In den folgenden Jahren blieb es ruhig in der Gemeinde. Berichtenswert erschienen den Schriftführern lediglich Ereignisse, wie die Visitation durch den Feuerlöschinspektor Gänzle oder ein Feuerwehrball, der am 28. Februar 1928 im „Ochsen“-Saal stattfand.

1936, nach etlichen ruhigen Jahren, investierte die Gemeinde kräftig in ihre Feuerwehr. Es wurde nicht nur das neue Gerätemagazin eingeweiht, sondern die Feuerwehr erhielt auch ihre erste Motorspritze. Auch das Beförderungsproblem wurde geregelt. Der Unternehmer Anton Eisele wurde verpflichtet, mit seinem Lastkraftwagen die Spritze und Mannschaft zu befördern.

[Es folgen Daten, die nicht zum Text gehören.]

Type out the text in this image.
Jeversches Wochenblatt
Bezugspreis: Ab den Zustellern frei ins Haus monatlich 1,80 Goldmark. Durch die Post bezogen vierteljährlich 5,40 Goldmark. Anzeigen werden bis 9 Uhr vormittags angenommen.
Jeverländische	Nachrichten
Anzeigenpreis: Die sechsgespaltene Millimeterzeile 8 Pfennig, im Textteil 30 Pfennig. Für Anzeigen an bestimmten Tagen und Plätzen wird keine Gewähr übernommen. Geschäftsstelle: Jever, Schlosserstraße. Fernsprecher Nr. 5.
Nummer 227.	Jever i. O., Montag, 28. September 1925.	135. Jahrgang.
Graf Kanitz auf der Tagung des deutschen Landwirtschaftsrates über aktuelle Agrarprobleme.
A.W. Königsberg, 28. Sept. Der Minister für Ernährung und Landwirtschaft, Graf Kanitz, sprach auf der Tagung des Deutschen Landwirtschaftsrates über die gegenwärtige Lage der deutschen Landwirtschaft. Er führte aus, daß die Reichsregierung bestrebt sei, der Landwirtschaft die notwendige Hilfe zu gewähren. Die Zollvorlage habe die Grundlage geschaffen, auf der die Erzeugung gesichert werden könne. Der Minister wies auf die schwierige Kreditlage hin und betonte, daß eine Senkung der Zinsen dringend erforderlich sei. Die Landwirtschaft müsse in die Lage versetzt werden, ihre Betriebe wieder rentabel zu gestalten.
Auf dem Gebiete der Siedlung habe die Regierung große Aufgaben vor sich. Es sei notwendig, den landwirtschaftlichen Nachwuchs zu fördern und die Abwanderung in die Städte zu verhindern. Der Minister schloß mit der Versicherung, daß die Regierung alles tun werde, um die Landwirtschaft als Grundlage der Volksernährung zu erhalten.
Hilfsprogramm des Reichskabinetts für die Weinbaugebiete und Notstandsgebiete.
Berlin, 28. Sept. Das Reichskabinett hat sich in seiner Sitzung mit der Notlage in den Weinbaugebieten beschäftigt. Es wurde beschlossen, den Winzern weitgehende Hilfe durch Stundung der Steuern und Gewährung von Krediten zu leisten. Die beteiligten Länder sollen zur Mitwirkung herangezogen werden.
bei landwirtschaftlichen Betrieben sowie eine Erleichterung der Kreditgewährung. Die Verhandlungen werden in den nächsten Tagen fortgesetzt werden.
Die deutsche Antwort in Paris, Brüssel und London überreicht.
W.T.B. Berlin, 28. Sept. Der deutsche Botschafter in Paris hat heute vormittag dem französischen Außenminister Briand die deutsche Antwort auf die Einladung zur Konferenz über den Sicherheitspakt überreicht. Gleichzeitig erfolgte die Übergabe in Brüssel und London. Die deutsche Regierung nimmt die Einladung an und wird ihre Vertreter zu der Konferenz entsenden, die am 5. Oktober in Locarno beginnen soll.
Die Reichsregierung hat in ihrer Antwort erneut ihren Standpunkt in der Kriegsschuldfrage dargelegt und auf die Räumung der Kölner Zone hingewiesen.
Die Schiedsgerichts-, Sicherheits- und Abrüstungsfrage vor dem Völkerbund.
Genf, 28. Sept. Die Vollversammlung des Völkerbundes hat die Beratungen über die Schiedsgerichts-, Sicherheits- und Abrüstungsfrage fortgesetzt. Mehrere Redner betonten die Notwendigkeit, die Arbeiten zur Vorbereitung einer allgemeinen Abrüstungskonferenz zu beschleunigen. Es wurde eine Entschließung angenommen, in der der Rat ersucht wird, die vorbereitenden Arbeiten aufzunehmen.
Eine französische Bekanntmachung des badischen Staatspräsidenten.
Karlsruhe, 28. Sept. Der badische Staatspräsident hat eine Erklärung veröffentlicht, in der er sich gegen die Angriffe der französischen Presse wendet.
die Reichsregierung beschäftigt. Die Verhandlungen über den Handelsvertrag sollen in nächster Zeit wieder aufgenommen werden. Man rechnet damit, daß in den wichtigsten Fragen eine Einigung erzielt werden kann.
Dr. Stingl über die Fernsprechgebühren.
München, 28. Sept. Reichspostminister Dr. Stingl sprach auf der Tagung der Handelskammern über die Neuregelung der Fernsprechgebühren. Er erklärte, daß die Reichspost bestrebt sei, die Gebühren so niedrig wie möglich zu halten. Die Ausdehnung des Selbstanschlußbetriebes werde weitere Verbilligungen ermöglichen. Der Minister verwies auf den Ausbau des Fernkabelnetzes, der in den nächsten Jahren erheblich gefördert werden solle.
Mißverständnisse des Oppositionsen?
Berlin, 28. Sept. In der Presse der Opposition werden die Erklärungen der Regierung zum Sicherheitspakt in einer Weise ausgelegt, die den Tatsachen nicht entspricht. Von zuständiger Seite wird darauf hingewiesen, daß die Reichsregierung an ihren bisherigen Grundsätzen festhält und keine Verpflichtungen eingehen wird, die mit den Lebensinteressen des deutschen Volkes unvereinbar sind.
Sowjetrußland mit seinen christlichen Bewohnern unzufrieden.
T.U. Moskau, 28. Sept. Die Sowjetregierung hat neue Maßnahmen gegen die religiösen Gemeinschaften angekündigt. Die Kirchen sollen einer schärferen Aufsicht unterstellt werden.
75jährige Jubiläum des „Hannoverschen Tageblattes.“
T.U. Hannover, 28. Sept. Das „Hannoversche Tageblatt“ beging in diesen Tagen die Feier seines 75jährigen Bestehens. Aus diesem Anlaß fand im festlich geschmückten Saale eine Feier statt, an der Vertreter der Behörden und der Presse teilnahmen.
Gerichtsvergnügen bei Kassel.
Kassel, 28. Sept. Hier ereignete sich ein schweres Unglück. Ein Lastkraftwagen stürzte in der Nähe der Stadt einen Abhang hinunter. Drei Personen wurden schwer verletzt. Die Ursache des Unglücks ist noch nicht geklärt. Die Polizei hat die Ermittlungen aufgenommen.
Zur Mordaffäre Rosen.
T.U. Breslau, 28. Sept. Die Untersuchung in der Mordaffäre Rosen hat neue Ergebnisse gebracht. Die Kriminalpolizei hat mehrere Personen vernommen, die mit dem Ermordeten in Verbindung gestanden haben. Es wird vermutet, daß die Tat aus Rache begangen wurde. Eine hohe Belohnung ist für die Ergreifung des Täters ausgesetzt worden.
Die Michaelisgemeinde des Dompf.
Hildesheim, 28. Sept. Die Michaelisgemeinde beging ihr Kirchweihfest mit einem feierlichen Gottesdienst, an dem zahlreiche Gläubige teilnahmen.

1937 wurde auch ein neuer Kommandant gewählt. Albert Maier, der den Titel „Oberbrandmeister“ erhielt. Der Kommandant befand, dass der Feuerwehr musikalische Unterstützung gut tun würde. Er beauftragte Eugen Ernst mit dem Aufbau eines Spielmannszuges, für den als Grundlage bereits Hornisten und Tamboure vorhanden waren. Der Spielmannszug wurde bald populär und gestaltete vor allem nach Kriegsende ein großes Feuerwehrtreffen in Kemnat (1951). Die Feuerwehr wurde, so wollten’s die nationalsozialistischen Machthaber, wieder einmal umkonstruiert. Sie hieß seit 1940 „Feuerlöschpolizei“ – ein Titel, der freilich im mittlerweile ausgebrochenen Krieg und seinen Wirren unterging. Der Krieg prägte bald auch die Tätigkeit der Feuerwehr. Immer mehr Kameraden mussten an die Front und 1940 wurden bereits drei gefallene Wehrmänner verzeichnet. Die „Hitlerjugend“ wurde, um die Feuerwehr nicht völlig funktionsunfähig werden zu lassen, für den Dienst mit der Spritze gegen das Feuer mobilisiert. Eine starke Feuerwehr erwies sich freilich auch als bitter notwendig.